Romualdo "Rambo" miał dobrać się do tyłka byłemu prezesowi, ale widać na razie PinoKKio może sobie spać spokojnie, razem ze swoją spółdzielnią. Być może jednak ostatnie działania świadczą o przygotowaniu OBSZERNEGO wniosku przeciwko brodaczowi, a być może jest to wielkie NIC a kara KNF jeszcze bardziej pogrąży spółkę. To jest okres budowania wiarygodności nowego prezesa.
zrozumcie to wreszcie ; Romuald nic, ale to nic nie uczyni przeciwko byłemu zarządowi, jest po prostu od nich w całości zależny, ten przekręt ma bardzo dobry scenariusz......

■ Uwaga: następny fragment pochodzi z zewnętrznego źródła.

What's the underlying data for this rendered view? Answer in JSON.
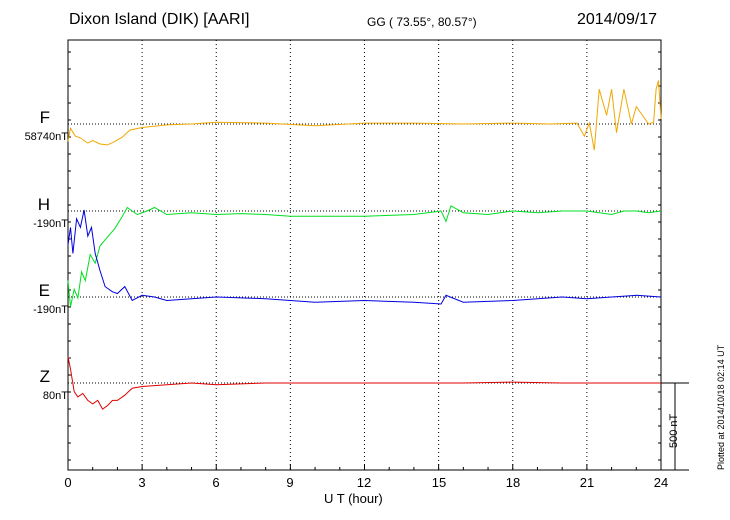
{
  "header": {
    "station": "Dixon Island (DIK)  [AARI]",
    "coords": "GG ( 73.55°,  80.57°)",
    "date": "2014/09/17"
  },
  "chart_data": {
    "type": "line",
    "xlabel": "U T (hour)",
    "xlim": [
      0,
      24
    ],
    "x_ticks": [
      "0",
      "3",
      "6",
      "9",
      "12",
      "15",
      "18",
      "21",
      "24"
    ],
    "scale_bar_label": "500 nT",
    "plotted_note": "Plotted at 2014/10/18 02:14 UT",
    "series": [
      {
        "name": "F",
        "baseline": "58740nT",
        "color": "#f0a800",
        "x": [
          0,
          0.1,
          0.3,
          0.5,
          0.8,
          1.0,
          1.3,
          1.6,
          1.9,
          2.2,
          2.5,
          3.0,
          4,
          5,
          6,
          8,
          10,
          12,
          14,
          16,
          18,
          19.5,
          20.6,
          20.9,
          21.1,
          21.3,
          21.5,
          21.8,
          22.0,
          22.2,
          22.5,
          22.8,
          23.0,
          23.5,
          23.7,
          23.8,
          23.9,
          24
        ],
        "y": [
          -100,
          -25,
          -70,
          -80,
          -110,
          -95,
          -115,
          -120,
          -100,
          -75,
          -35,
          -20,
          -5,
          0,
          10,
          5,
          -10,
          5,
          5,
          0,
          5,
          0,
          5,
          -70,
          5,
          -150,
          200,
          50,
          200,
          -50,
          200,
          0,
          100,
          0,
          10,
          200,
          250,
          30
        ]
      },
      {
        "name": "H",
        "baseline": "-190nT",
        "color": "#00e020",
        "x": [
          0,
          0.1,
          0.25,
          0.4,
          0.55,
          0.7,
          0.9,
          1.1,
          1.3,
          1.6,
          1.9,
          2.2,
          2.4,
          2.6,
          2.8,
          3.2,
          3.5,
          4,
          5,
          6,
          7,
          8,
          9,
          10,
          12,
          14,
          15.1,
          15.3,
          15.5,
          16,
          17,
          18,
          19,
          20,
          21,
          22,
          22.5,
          23,
          23.5,
          24
        ],
        "y": [
          -400,
          -550,
          -450,
          -500,
          -350,
          -400,
          -250,
          -300,
          -200,
          -150,
          -100,
          -30,
          20,
          0,
          -20,
          0,
          20,
          -20,
          -10,
          -20,
          -15,
          -20,
          -30,
          -30,
          -30,
          -20,
          0,
          -60,
          30,
          -10,
          -20,
          0,
          -10,
          0,
          0,
          -20,
          0,
          0,
          -10,
          0
        ]
      },
      {
        "name": "E",
        "baseline": "-190nT",
        "color": "#0000e0",
        "x": [
          0,
          0.1,
          0.2,
          0.35,
          0.5,
          0.65,
          0.8,
          0.95,
          1.1,
          1.3,
          1.5,
          1.8,
          2.0,
          2.3,
          2.6,
          3.0,
          3.5,
          4,
          5,
          6,
          8,
          9,
          10,
          12,
          14,
          15.1,
          15.3,
          16,
          18,
          20,
          21,
          22,
          23,
          24
        ],
        "y": [
          300,
          400,
          250,
          450,
          400,
          500,
          350,
          400,
          250,
          150,
          60,
          30,
          20,
          60,
          -20,
          10,
          0,
          -20,
          -10,
          0,
          -10,
          -20,
          -30,
          -20,
          -30,
          -40,
          10,
          -30,
          -20,
          0,
          -10,
          0,
          10,
          0
        ]
      },
      {
        "name": "Z",
        "baseline": "80nT",
        "color": "#e00000",
        "x": [
          0,
          0.1,
          0.25,
          0.4,
          0.6,
          0.8,
          1.0,
          1.2,
          1.4,
          1.6,
          1.8,
          2.0,
          2.3,
          2.6,
          3.0,
          4,
          5,
          6,
          8,
          10,
          12,
          14,
          16,
          18,
          20,
          22,
          24
        ],
        "y": [
          150,
          80,
          -50,
          -80,
          -60,
          -100,
          -120,
          -100,
          -150,
          -130,
          -100,
          -100,
          -70,
          -30,
          -20,
          -10,
          0,
          -10,
          0,
          0,
          0,
          0,
          0,
          5,
          0,
          0,
          0
        ]
      }
    ]
  }
}
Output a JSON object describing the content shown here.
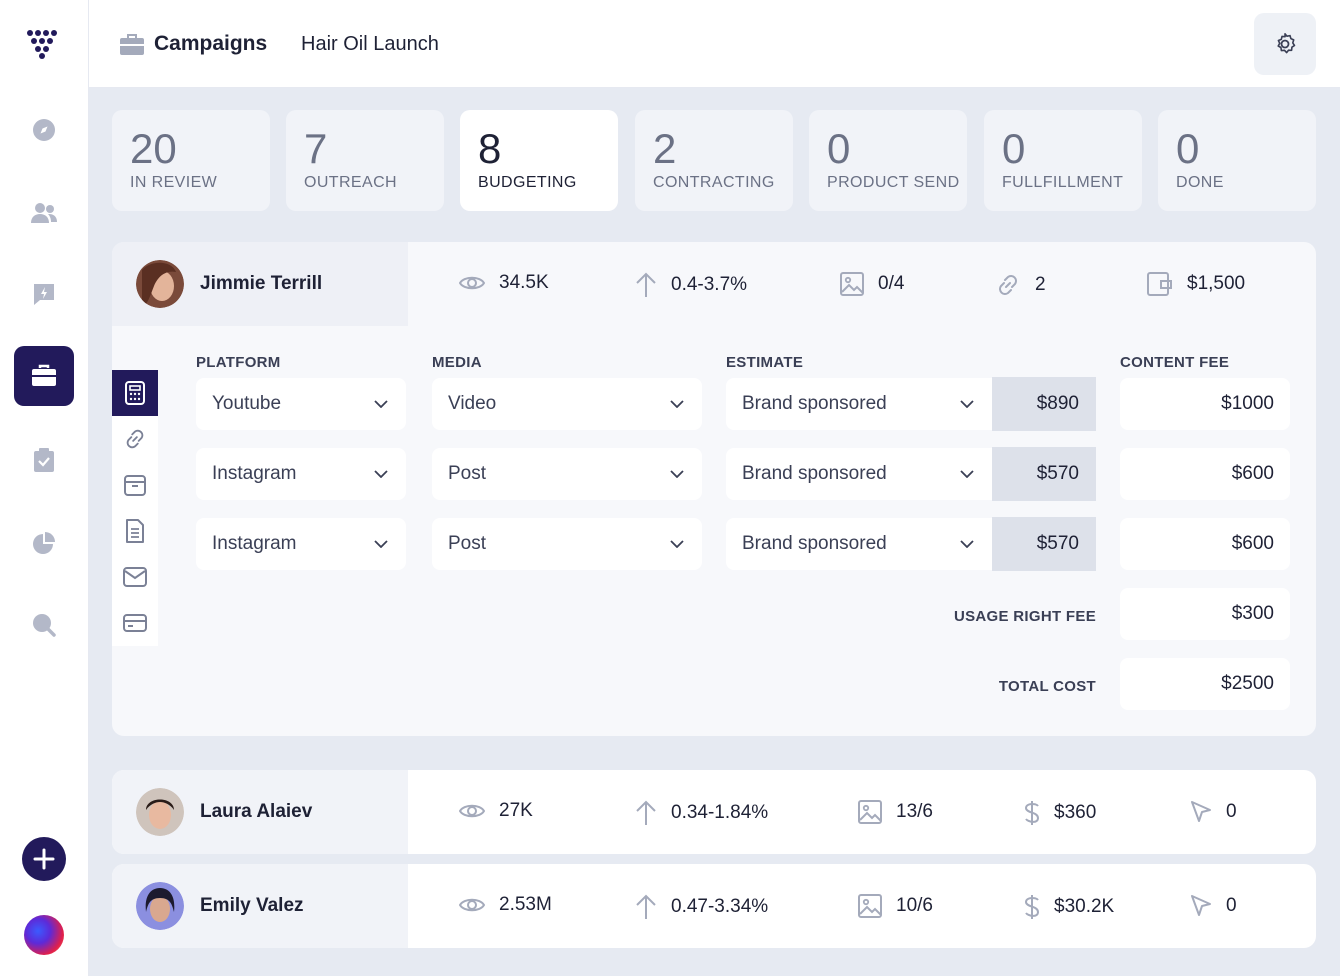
{
  "header": {
    "title": "Campaigns",
    "subtitle": "Hair Oil Launch"
  },
  "stages": [
    {
      "count": "20",
      "label": "IN REVIEW"
    },
    {
      "count": "7",
      "label": "OUTREACH"
    },
    {
      "count": "8",
      "label": "BUDGETING"
    },
    {
      "count": "2",
      "label": "CONTRACTING"
    },
    {
      "count": "0",
      "label": "PRODUCT SEND"
    },
    {
      "count": "0",
      "label": "FULLFILLMENT"
    },
    {
      "count": "0",
      "label": "DONE"
    }
  ],
  "active_stage": "BUDGETING",
  "expanded": {
    "name": "Jimmie Terrill",
    "views": "34.5K",
    "engagement": "0.4-3.7%",
    "media": "0/4",
    "links": "2",
    "budget": "$1,500",
    "columns": {
      "platform": "PLATFORM",
      "media": "MEDIA",
      "estimate": "ESTIMATE",
      "content_fee": "CONTENT FEE"
    },
    "lines": [
      {
        "platform": "Youtube",
        "media": "Video",
        "estimate": "Brand sponsored",
        "price": "$890",
        "fee": "$1000"
      },
      {
        "platform": "Instagram",
        "media": "Post",
        "estimate": "Brand sponsored",
        "price": "$570",
        "fee": "$600"
      },
      {
        "platform": "Instagram",
        "media": "Post",
        "estimate": "Brand sponsored",
        "price": "$570",
        "fee": "$600"
      }
    ],
    "usage_label": "USAGE RIGHT FEE",
    "usage_value": "$300",
    "total_label": "TOTAL COST",
    "total_value": "$2500"
  },
  "rows": [
    {
      "name": "Laura Alaiev",
      "views": "27K",
      "engagement": "0.34-1.84%",
      "media": "13/6",
      "budget": "$360",
      "clicks": "0"
    },
    {
      "name": "Emily Valez",
      "views": "2.53M",
      "engagement": "0.47-3.34%",
      "media": "10/6",
      "budget": "$30.2K",
      "clicks": "0"
    }
  ],
  "colors": {
    "accent": "#221a5b",
    "background": "#e6eaf2",
    "muted": "#a4aabb"
  },
  "icons": [
    "logo-icon",
    "compass-icon",
    "users-icon",
    "feedback-icon",
    "briefcase-icon",
    "clipboard-icon",
    "pie-chart-icon",
    "search-icon",
    "plus-icon",
    "gear-icon",
    "eye-icon",
    "arrow-up-icon",
    "image-icon",
    "link-icon",
    "wallet-icon",
    "calculator-icon",
    "archive-icon",
    "document-icon",
    "mail-icon",
    "card-icon",
    "dollar-icon",
    "cursor-icon",
    "chevron-down-icon"
  ]
}
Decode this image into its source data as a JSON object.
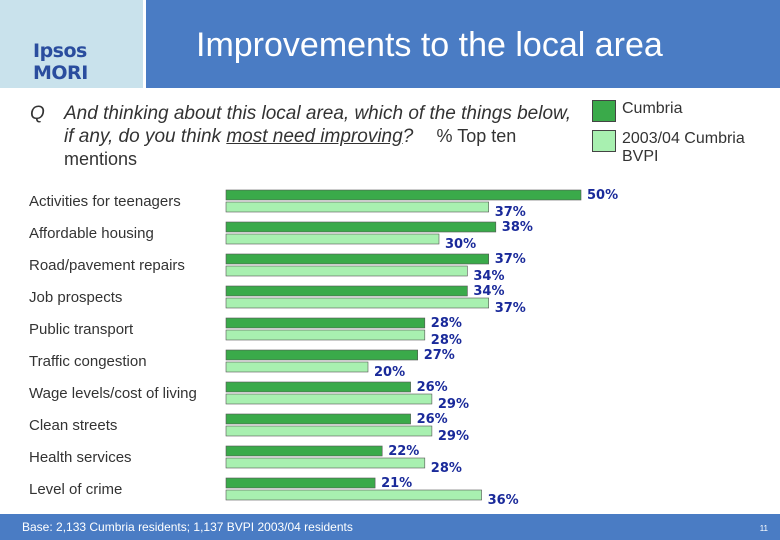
{
  "brand": {
    "logo": "Ipsos MORI"
  },
  "header": {
    "title": "Improvements to the local area"
  },
  "question": {
    "prefix": "Q",
    "text_part1": "And thinking about this local area, which of the things below, if any, do you think ",
    "text_underlined": "most need improving",
    "text_end": "?",
    "subtitle": "% Top ten mentions"
  },
  "footer": {
    "base": "Base: 2,133 Cumbria residents; 1,137 BVPI 2003/04 residents",
    "page": "11"
  },
  "colors": {
    "cumbria": "#3aaa4a",
    "bvpi": "#a8f0b0",
    "label": "#1a2a9a"
  },
  "chart_data": {
    "type": "bar",
    "orientation": "horizontal",
    "categories": [
      "Activities for teenagers",
      "Affordable housing",
      "Road/pavement repairs",
      "Job prospects",
      "Public transport",
      "Traffic congestion",
      "Wage levels/cost of living",
      "Clean streets",
      "Health services",
      "Level of crime"
    ],
    "series": [
      {
        "name": "Cumbria",
        "values": [
          50,
          38,
          37,
          34,
          28,
          27,
          26,
          26,
          22,
          21
        ]
      },
      {
        "name": "2003/04 Cumbria BVPI",
        "values": [
          37,
          30,
          34,
          37,
          28,
          20,
          29,
          29,
          28,
          36
        ]
      }
    ],
    "xlim": [
      0,
      50
    ],
    "value_suffix": "%",
    "legend_position": "top-right"
  }
}
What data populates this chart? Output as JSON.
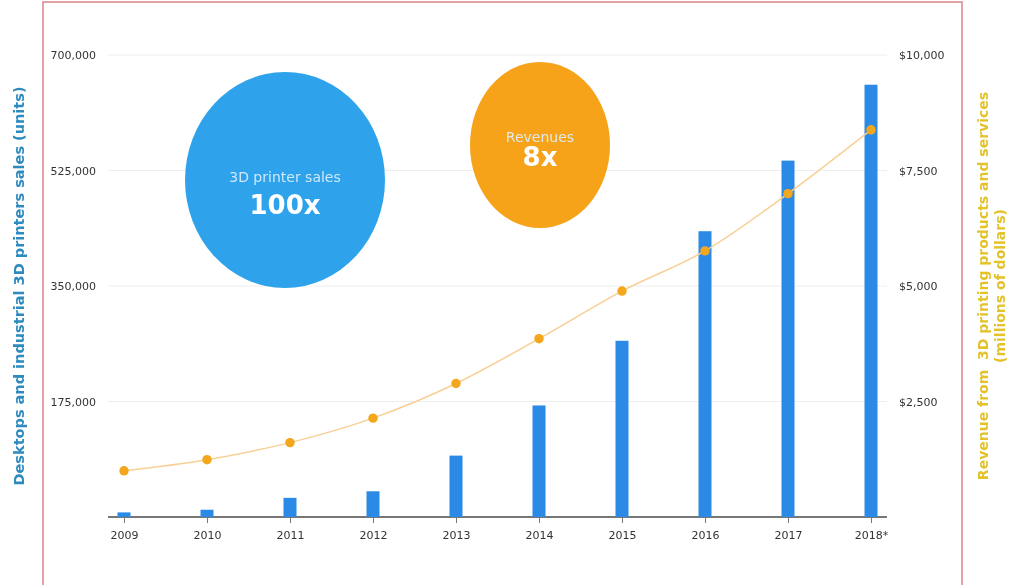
{
  "chart_data": {
    "type": "bar",
    "ylabel": "Desktops and industrial 3D printers sales (units)",
    "y2label": "Revenue from  3D printing products and services\n(millions of dollars)",
    "categories": [
      "2009",
      "2010",
      "2011",
      "2012",
      "2013",
      "2014",
      "2015",
      "2016",
      "2017",
      "2018*"
    ],
    "series": [
      {
        "color": "#2a8ae6",
        "values": [
          7000,
          11000,
          29000,
          39000,
          93000,
          169000,
          267000,
          433000,
          540000,
          655000
        ]
      },
      {
        "type": "line",
        "axis": "y2",
        "color": "#f4a71d",
        "marker": "circle",
        "line_style": "solid",
        "values": [
          1000,
          1240,
          1610,
          2140,
          2890,
          3860,
          4890,
          5760,
          7000,
          8380
        ]
      }
    ],
    "ylim": [
      0,
      700000
    ],
    "yticks": [
      {
        "value": 0,
        "label": null
      },
      {
        "value": 175000,
        "label": "175,000"
      },
      {
        "value": 350000,
        "label": "350,000"
      },
      {
        "value": 525000,
        "label": "525,000"
      },
      {
        "value": 700000,
        "label": "700,000"
      }
    ],
    "y2lim": [
      0,
      10000
    ],
    "y2ticks": [
      {
        "value": 0,
        "label": null
      },
      {
        "value": 2500,
        "label": "$2,500"
      },
      {
        "value": 5000,
        "label": "$5,000"
      },
      {
        "value": 7500,
        "label": "$7,500"
      },
      {
        "value": 10000,
        "label": "$10,000"
      }
    ],
    "grid": "y",
    "annotations": [
      "3D printer sales",
      "100x",
      "Revenues",
      "8x"
    ]
  }
}
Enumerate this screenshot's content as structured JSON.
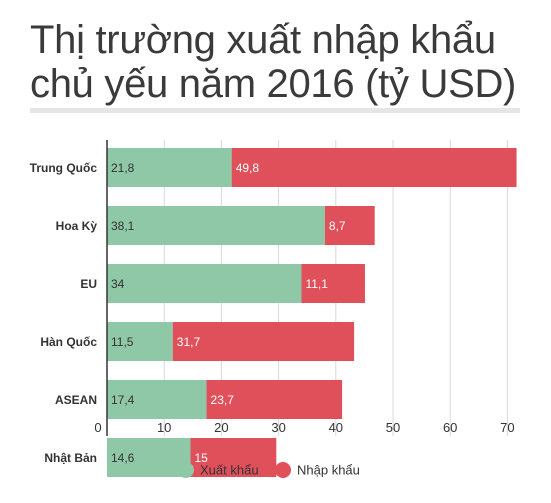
{
  "title": {
    "line1": "Thị trường xuất nhập khẩu",
    "line2": "chủ yếu năm 2016 (tỷ USD)"
  },
  "colors": {
    "export": "#8fc8a6",
    "import": "#e0505a",
    "grid": "#d9d9d9",
    "axis": "#333333",
    "text": "#333333"
  },
  "chart_data": {
    "type": "bar",
    "orientation": "horizontal",
    "stacked": true,
    "categories": [
      "Trung Quốc",
      "Hoa Kỳ",
      "EU",
      "Hàn Quốc",
      "ASEAN",
      "Nhật Bản"
    ],
    "series": [
      {
        "name": "Xuất khẩu",
        "values": [
          21.8,
          38.1,
          34,
          11.5,
          17.4,
          14.6
        ],
        "labels": [
          "21,8",
          "38,1",
          "34",
          "11,5",
          "17,4",
          "14,6"
        ],
        "color": "#8fc8a6"
      },
      {
        "name": "Nhập khẩu",
        "values": [
          49.8,
          8.7,
          11.1,
          31.7,
          23.7,
          15
        ],
        "labels": [
          "49,8",
          "8,7",
          "11,1",
          "31,7",
          "23,7",
          "15"
        ],
        "color": "#e0505a"
      }
    ],
    "xlim": [
      0,
      70
    ],
    "xticks": [
      "0",
      "10",
      "20",
      "30",
      "40",
      "50",
      "60",
      "70"
    ],
    "grid": true,
    "legend_position": "bottom"
  }
}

Były prezes spółki tak jak wszyscy prezesi polskich spółek odpoczywa na Karaibach , miejmy nadzieje że to był ostatni naciągacz na naszej giełdzie a swoją drogą rzadko można spotkać takiego tchórza i człowieka bez honoru mówię o Kliniewskim żeby nie było nieporozumień
Teoretycznie kiedyś można było złożyć skargę do pierwszego sekretarza , teraz do Pana Boga bo reszta tzn sądy , prokuratura i KNF ma nas głęboko w d.....pie
kiedyś pisałem do KNF w sprawie Kerdosu, w zasadzie działań PinoKKia, i NIC, kompletnie NIC przykładów jest wiele. Lepszy przykład to elektrim - to już wałek kompletny. A KNF nie widzi sprawy. Trzęsą portkami przed służbami. Państwo w państwie.